Answer fields in EfficientQA test

As part of the EfficientQA competition, predictions from the top performing submission were sent for further evaluation. The details of this evaluation are provided in Min et.al. 2021.

Instead of a single answer field, the EfficientQA test set has the following fields containing reference answer strings.

  1. answer: contains the answers from the original NQ annotations,
  2. def_correct_predictions: contains predictions from top performing submissions that were determined to be definitely correct by annotators,
  3. poss_correct_predictions: contains preditions from top performing submissions that were determined to be possibly correct given some interpretation of the question.
  4. answer_and_def_correct_predictions: contains the union of answer and def_correct_predictions.

We include poss_correct_predictions in this release for completeness. However, we do not suggest that these are used for evaluation of any systems since they rarely provide a properly satisfactory answer to the question. You can evaluate your predictions on the standard answer references or the expanded answer_and_def_correct_predictions using the evaluation_code with the appropriate answer_field flag.

For further discussion of the data, as well as our recommendations for robust evaluation, please see Min et.al. 2021. Also, please remember that almost all work to date has reported accuracy on the original NQ-open dev set described above. Any work that uses the EfficientQA test set should describe this choice explicitly.
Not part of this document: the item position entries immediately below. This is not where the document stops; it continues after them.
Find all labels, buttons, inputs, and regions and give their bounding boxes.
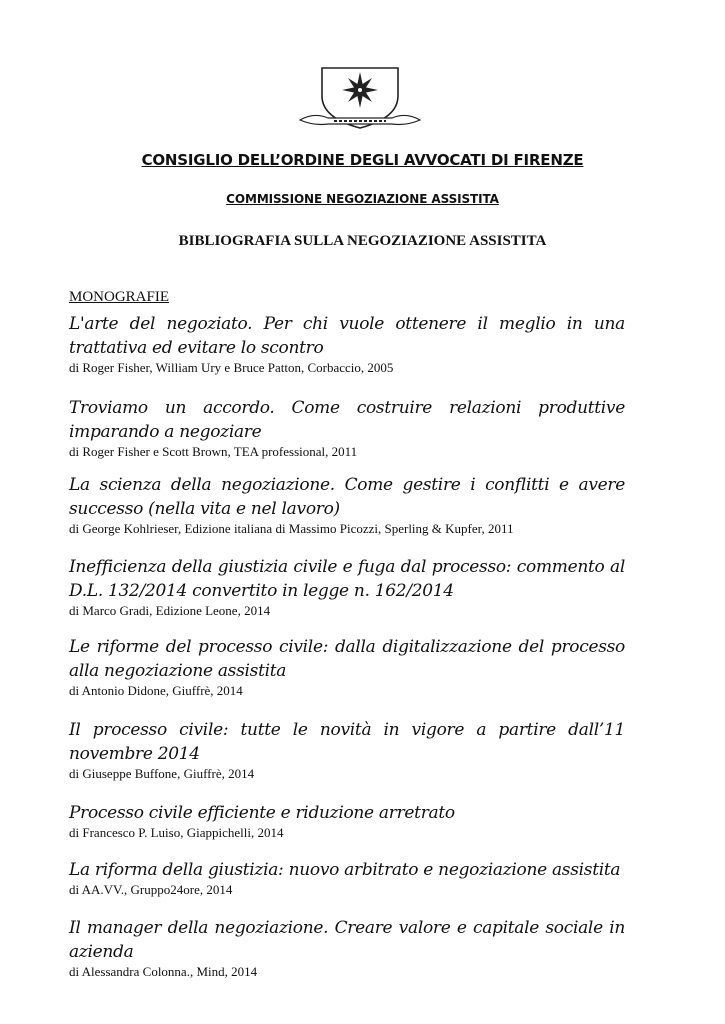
entry-title: L'arte del negoziato. Per chi vuole ottenere il meglio in una trattativa ed evitare lo scontro	[69, 314, 625, 358]
entry-author: di Marco Gradi, Edizione Leone, 2014	[69, 603, 271, 618]
bibliography-entry	[69, 312, 625, 376]
entry-title: La scienza della negoziazione. Come gestire i conflitti e avere successo (nella vita e nel lavoro)	[69, 475, 625, 519]
bibliography-entry	[69, 473, 625, 537]
entry-author: di Antonio Didone, Giuffrè, 2014	[69, 683, 243, 698]
entry-author: di Giuseppe Buffone, Giuffrè, 2014	[69, 766, 255, 781]
entry-title: Il manager della negoziazione. Creare valore e capitale sociale in azienda	[69, 918, 625, 962]
entry-author: di George Kohlrieser, Edizione italiana di Massimo Picozzi, Sperling & Kupfer, 2011	[69, 521, 514, 536]
organization-heading: CONSIGLIO DELL’ORDINE DEGLI AVVOCATI DI FIRENZE	[141, 151, 584, 169]
section-heading: MONOGRAFIE	[69, 289, 170, 305]
entry-author: di Roger Fisher e Scott Brown, TEA professional, 2011	[69, 444, 358, 459]
entry-title: Il processo civile: tutte le novità in vigore a partire dall’11 novembre 2014	[69, 720, 625, 764]
bibliography-entry	[69, 396, 625, 460]
bibliography-entry	[69, 916, 625, 980]
bibliography-entry	[69, 555, 625, 619]
document-title: BIBLIOGRAFIA SULLA NEGOZIAZIONE ASSISTITA	[178, 233, 547, 249]
bibliography-entry	[69, 635, 625, 699]
entry-title: Troviamo un accordo. Come costruire relazioni produttive imparando a negoziare	[69, 398, 625, 442]
entry-author: di AA.VV., Gruppo24ore, 2014	[69, 882, 233, 897]
commission-heading: COMMISSIONE NEGOZIAZIONE ASSISTITA	[226, 192, 499, 206]
entry-title: Inefficienza della giustizia civile e fuga dal processo: commento al D.L. 132/2014 convertito in legge n. 162/2014	[69, 557, 625, 601]
bar-association-seal-icon	[294, 62, 426, 134]
entry-author: di Alessandra Colonna., Mind, 2014	[69, 964, 258, 979]
bibliography-entry	[69, 801, 625, 841]
entry-title: La riforma della giustizia: nuovo arbitrato e negoziazione assistita	[69, 860, 621, 880]
bibliography-entry	[69, 858, 625, 898]
entry-title: Processo civile efficiente e riduzione arretrato	[69, 803, 455, 823]
entry-author: di Roger Fisher, William Ury e Bruce Patton, Corbaccio, 2005	[69, 360, 394, 375]
bibliography-entry	[69, 718, 625, 782]
entry-author: di Francesco P. Luiso, Giappichelli, 2014	[69, 825, 284, 840]
entry-title: Le riforme del processo civile: dalla digitalizzazione del processo alla negoziazione assistita	[69, 637, 625, 681]
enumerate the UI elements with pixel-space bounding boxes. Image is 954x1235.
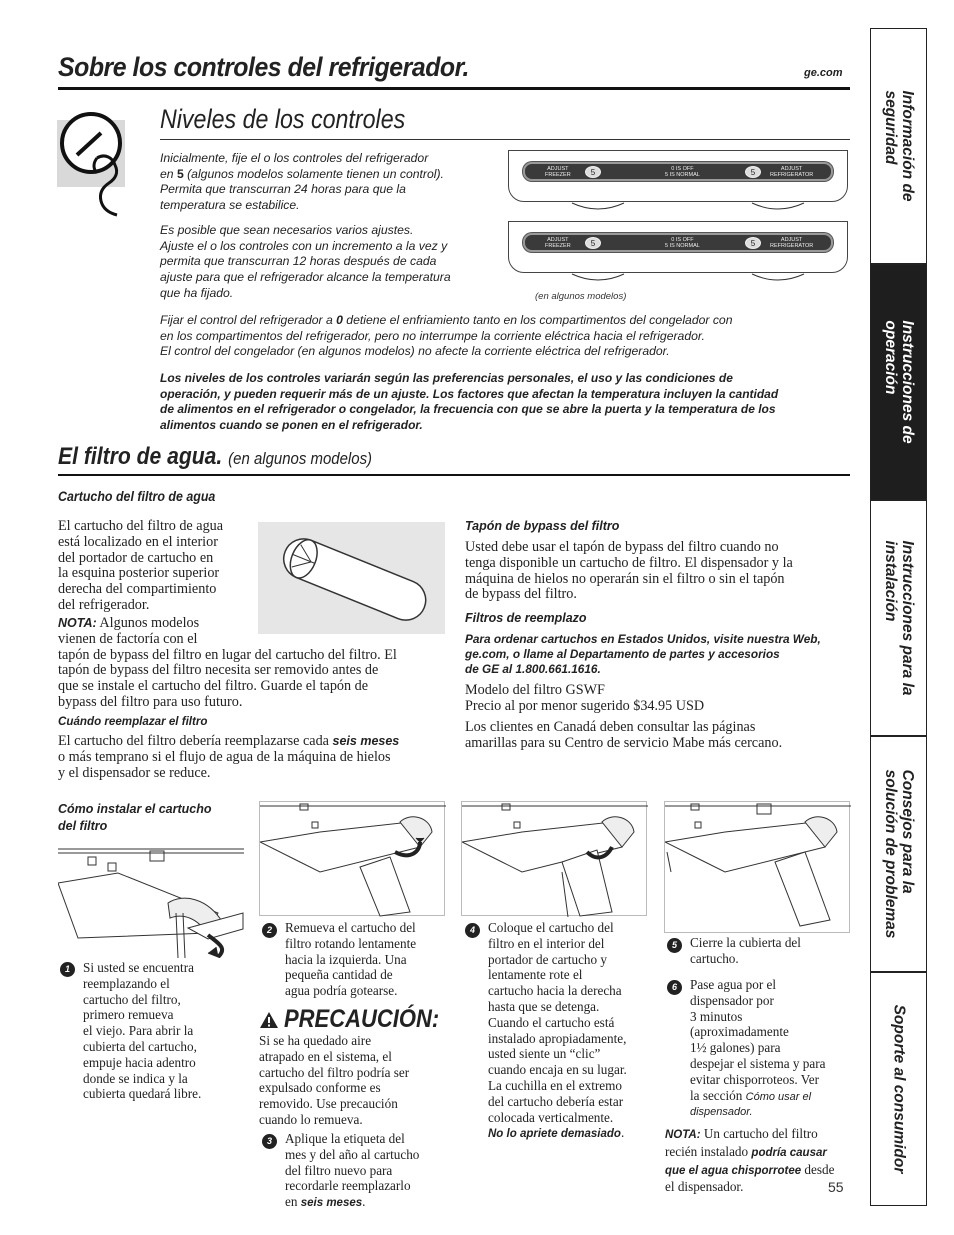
section-title-filtro: El filtro de agua. (en algunos modelos) xyxy=(58,443,373,470)
sidebar-tab-operacion[interactable]: Instrucciones de operación xyxy=(870,264,927,500)
site-url: ge.com xyxy=(804,67,843,79)
step-1-badge: 1 xyxy=(60,962,75,977)
header-rule xyxy=(58,87,850,90)
niveles-paragraph-1: Inicialmente, fije el o los controles del refrigerador en 5 (algunos modelos solamente tienen un control). Permita que transcurran 24 horas para que la temperatura se estabilice. xyxy=(160,151,444,213)
install-nota: NOTA: Un cartucho del filtro recién instalado podría causar que el agua chisporrotee desde el dispensador. xyxy=(665,1126,835,1195)
niveles-paragraph-3: Fijar el control del refrigerador a 0 detiene el enfriamiento tanto en los compartimentos del congelador con en los compartimentos del refrigerador, pero no interrumpe la corriente eléctrica hacia el refrigerador. El control del congelador (en algunos modelos) no afecte la corriente eléctrica del refrigerador. xyxy=(160,313,733,359)
precaucion-text: Si se ha quedado aire atrapado en el sistema, el cartucho del filtro podría ser expulsado conforme es removido. Use precaución cuando lo remueva. xyxy=(259,1033,410,1127)
freezer-knob: 5 xyxy=(585,237,601,249)
panel-handles-2 xyxy=(560,270,820,286)
refrigerator-knob: 5 xyxy=(745,237,761,249)
install-heading: Cómo instalar el cartucho del filtro xyxy=(58,802,212,833)
modelo-paragraph: Modelo del filtro GSWF Precio al por menor sugerido $34.95 USD xyxy=(465,682,705,714)
canada-paragraph: Los clientes en Canadá deben consultar las páginas amarillas para su Centro de servicio Mabe más cercano. xyxy=(465,719,783,751)
cuando-paragraph: El cartucho del filtro debería reemplazarse cada seis meses o más temprano si el flujo de agua de la máquina de hielos y el dispensador se reduce. xyxy=(58,733,400,781)
step-4-text: Coloque el cartucho del filtro en el interior del portador de cartucho y lentamente rote el cartucho hacia la derecha hasta que se detenga. Cuando el cartucho está instalado apropiadamente, usted siente un “clic” cuando encaja en su lugar. La cuchilla en el extremo del cartucho debería estar colocada verticalmente. No lo apriete demasiado. xyxy=(488,920,627,1141)
step-5-text: Cierre la cubierta del cartucho. xyxy=(690,935,801,966)
sidebar-tab-seguridad[interactable]: Información de seguridad xyxy=(870,28,927,264)
step-5-badge: 5 xyxy=(667,938,682,953)
step-3-badge: 3 xyxy=(262,1134,277,1149)
section-title-niveles: Niveles de los controles xyxy=(160,104,406,134)
step-6-text: Pase agua por el dispensador por 3 minutos (aproximadamente 1½ galones) para despejar el sistema y para evitar chisporroteos. Ver la sección Cómo usar el dispensador. xyxy=(690,977,826,1119)
page-title: Sobre los controles del refrigerador. xyxy=(58,52,469,82)
install-figure-3 xyxy=(461,801,647,916)
refrigerator-knob: 5 xyxy=(745,166,761,178)
tapon-heading: Tapón de bypass del filtro xyxy=(465,519,620,533)
install-figure-1 xyxy=(58,843,244,958)
cartucho-heading: Cartucho del filtro de agua xyxy=(58,489,216,504)
panel-handles-1 xyxy=(560,199,820,215)
control-knob-icon xyxy=(57,103,137,221)
step-3-text: Aplique la etiqueta del mes y del año al cartucho del filtro nuevo para recordarle reemplazarlo en seis meses. xyxy=(285,1131,420,1210)
step-4-badge: 4 xyxy=(465,923,480,938)
control-panel-single: ADJUST FREEZER 5 0 IS OFF 5 IS NORMAL 5 ADJUST REFRIGERATOR xyxy=(508,150,848,202)
step-1-text: Si usted se encuentra reemplazando el cartucho del filtro, primero remueva el viejo. Para abrir la cubierta del cartucho, empuje hacia adentro donde se indica y la cubierta quedará libre. xyxy=(83,960,202,1102)
warning-icon xyxy=(259,1011,279,1029)
section-rule xyxy=(160,139,850,140)
page-number: 55 xyxy=(828,1179,844,1195)
step-2-badge: 2 xyxy=(262,923,277,938)
precaucion-heading: PRECAUCIÓN: xyxy=(259,1005,460,1034)
sidebar-tab-instalacion[interactable]: Instrucciones para la instalación xyxy=(870,500,927,736)
freezer-knob: 5 xyxy=(585,166,601,178)
cuando-heading: Cuándo reemplazar el filtro xyxy=(58,715,208,728)
ordenar-paragraph: Para ordenar cartuchos en Estados Unidos, visite nuestra Web, ge.com, o llame al Departamento de partes y accesorios de GE al 1.800.661.1616. xyxy=(465,632,821,676)
sidebar-tab-soporte[interactable]: Soporte al consumidor xyxy=(870,972,927,1206)
tapon-paragraph: Usted debe usar el tapón de bypass del filtro cuando no tenga disponible un cartucho de filtro. El dispensador y la máquina de hielos no operarán sin el filtro o sin el tapón de bypass del filtro. xyxy=(465,539,793,603)
filtros-heading: Filtros de reemplazo xyxy=(465,611,587,625)
install-figure-2 xyxy=(259,801,445,916)
control-panel-dual: ADJUST FREEZER 5 0 IS OFF 5 IS NORMAL 5 ADJUST REFRIGERATOR xyxy=(508,221,848,273)
step-6-badge: 6 xyxy=(667,980,682,995)
step-2-text: Remueva el cartucho del filtro rotando lentamente hacia la izquierda. Una pequeña cantidad de agua podría gotearse. xyxy=(285,920,417,999)
niveles-paragraph-4: Los niveles de los controles variarán según las preferencias personales, el uso y las condiciones de operación, y pueden requerir más de un ajuste. Los factores que afectan la temperatura incluyen la cantidad de alimentos en el refrigerador o congelador, la frecuencia con que se abre la puerta y la temperatura de los alimentos cuando se ponen en el refrigerador. xyxy=(160,371,779,432)
niveles-paragraph-2: Es posible que sean necesarios varios ajustes. Ajuste el o los controles con un incremento a la vez y permita que transcurran 12 horas después de cada ajuste para que el refrigerador alcance la temperatura que ha fijado. xyxy=(160,223,451,300)
cartucho-paragraph: El cartucho del filtro de agua está localizado en el interior del portador de cartucho en la esquina posterior superior derecha del compartimiento del refrigerador. xyxy=(58,518,224,613)
section-rule-2 xyxy=(58,474,850,476)
nota-paragraph: NOTA: Algunos modelos vienen de factoría con el tapón de bypass del filtro en lugar del cartucho del filtro. El tapón de bypass del filtro necesita ser removido antes de que se instale el cartucho del filtro. Guarde el tapón de bypass del filtro para uso futuro. xyxy=(58,615,397,710)
panel-caption: (en algunos modelos) xyxy=(535,291,627,302)
install-figure-4 xyxy=(664,801,850,933)
sidebar-tab-problemas[interactable]: Consejos para la solución de problemas xyxy=(870,736,927,972)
Due to a bug in the post-competition labeling process, there may be small discrepancies between results calculated using the 1,769 examples released as part of the EfficientQA rated test data and the 1,800 examples used in the original EfficientQA leaderboard. Refer to Min et.al. 2021 for official results.

Baselines

Method Original Dev EfficientQa Dev EfficientQa test
TFIDF Nearest Question 22% 17% 16%
REALM 40% 36% 35%
T5XXL 37% 32% 32%
DPR 41% 37% 36%
DPR subset 35% 30% 30%

Citation

If you use this data, please cite Kwiatkowski et.al. 2019 and Lee et.al. 2019.